New Home Construction Spending Slips. Remodeling Picks up Slack
Construction spending in August, both public and privately funded, was essentially unchanged from the prior month. The Census Bureau said total construction spending was at a seasonally adjusted annual rate of $1.584 trillion dollars, unchanged from July. The rate was 8.9 percent higher than in August 2020, but the gain was solely due to an increase in privately funded residential spending.
On a non-adjusted basis there was $148.020 billion spent during the month, again essentially unchanged from the previous month. So far in 2021 spending has totaled $1.035 trillion a 7.0 percent increase over the $966.720 billion spent during the first eight months of 2020. However, non-residential spending has declined 6.7 percent for the year-to-date (YTD). Wells Fargo says, "The construction industry as a whole has had to contend with a multitude of pandemic-related disruptions, such as increased safety precautions, building material cost run-ups created by global supply chain dysfunction, and acute skilled-labor shortages.
Privately funded construction expenditures during the month were at a seasonally adjusted annual rate of $1.242 trillion, 0.1 percent less than the rate in July. Spending on all privately funded projects is up 13.0 percent compared to the prior August. Before adjustment, the August spending on private projects totaled $113.863 billion, a slight month-over-month gain from the $111.938 rate in July. YTD spending is up 11.4 percent to $808.646 billion.
Residential spending accounted for all of the year-over-year gains. On a seasonally adjusted annual basis it consumed $786.589 billion of the $1.242 trillion total expenditures. This was a 0.4 percent gain, the sixth consecutive month that residential spending has grown and a 24.3 percent increase from August 2020. Wells Fargo points out that the month-over-month residential gains, however, were due almost entirely to a 2.5 percent increase in home improvement spending. Single-family construction spending declined 0.7 percent and multifamily spending was off 0.8 percent from July. Wells Fargo's economists said more time is being spent at home and low interest rates, rising home equity and the dearth of homes available for sale has led to a surge in repair and remodel activity. At the same time, shortages of key raw materials may be hampering new home construction.

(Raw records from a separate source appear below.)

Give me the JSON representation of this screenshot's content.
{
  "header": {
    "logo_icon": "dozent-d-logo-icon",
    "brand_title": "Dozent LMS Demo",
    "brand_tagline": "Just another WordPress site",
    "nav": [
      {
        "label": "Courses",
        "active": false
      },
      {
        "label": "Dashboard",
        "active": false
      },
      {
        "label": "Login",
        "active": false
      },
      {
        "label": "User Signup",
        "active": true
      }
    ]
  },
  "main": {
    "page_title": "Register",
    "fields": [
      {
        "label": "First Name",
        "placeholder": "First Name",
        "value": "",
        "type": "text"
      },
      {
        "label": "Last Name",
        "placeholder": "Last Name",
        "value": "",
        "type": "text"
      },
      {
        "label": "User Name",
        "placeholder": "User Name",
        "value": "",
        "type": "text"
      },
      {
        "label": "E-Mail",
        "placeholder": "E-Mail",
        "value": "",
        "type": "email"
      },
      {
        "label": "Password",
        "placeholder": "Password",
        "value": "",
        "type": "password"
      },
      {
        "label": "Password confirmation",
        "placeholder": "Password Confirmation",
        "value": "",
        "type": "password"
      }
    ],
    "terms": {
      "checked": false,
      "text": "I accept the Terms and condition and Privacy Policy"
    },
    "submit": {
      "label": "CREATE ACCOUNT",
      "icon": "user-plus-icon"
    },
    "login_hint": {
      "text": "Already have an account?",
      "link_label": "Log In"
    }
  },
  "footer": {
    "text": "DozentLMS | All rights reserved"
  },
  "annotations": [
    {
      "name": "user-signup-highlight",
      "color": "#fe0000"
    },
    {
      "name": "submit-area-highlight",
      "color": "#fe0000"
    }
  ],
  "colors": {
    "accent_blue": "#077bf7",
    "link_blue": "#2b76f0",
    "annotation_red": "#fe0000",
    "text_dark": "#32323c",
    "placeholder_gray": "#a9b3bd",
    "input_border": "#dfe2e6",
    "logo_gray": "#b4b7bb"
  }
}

Both single family and multifamily spending continued to maintain a strong edge year-over-year. They are up 38.3 percent and 12.7 percent, respectively, from last August.

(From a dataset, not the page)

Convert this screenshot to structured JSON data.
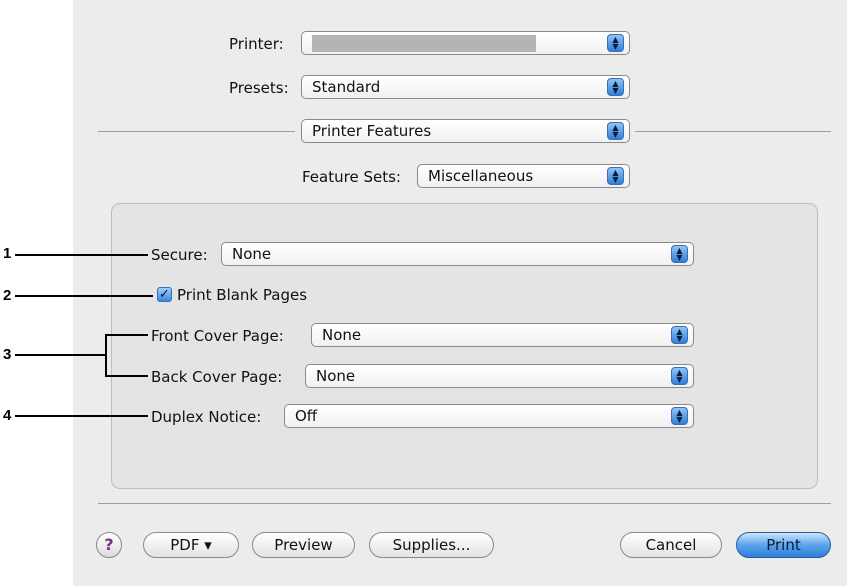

On an unadjusted basis there was $113.863 billion spent in the private sector in August, $74.476 billion of it on residential projects. YTD $506.584 billion has been spent on all residential construction, a 26.2 percent increase over the same period in 2020. Single family construction is up 38.4 percent and multifamily spending has grown 18.4 percent.
Residential construction is the only privately funded category to increase on a YTD basis. The total non-residential sector is down 6.8 percent, with every subcategory declining from the amount spend in the first eight months of 2020. Five subcategories, lodging, office, educational, religious, and amusement/entertainment, have dropped by double digits.
Publicly funded construction eked out an 0.5 percent gain for the month, but the seasonally adjusted annual rate of spending, $341.869 billion, is down 4.0 percent compared to last August. Residential spending, which had been strong over the last year or so, was down 1.4 percent in August and is lagging year-over-year by 4.3 percent.
So far this year there has been $225.845 billion spent in the public sector, down 6.3 percent from the same period in 2020.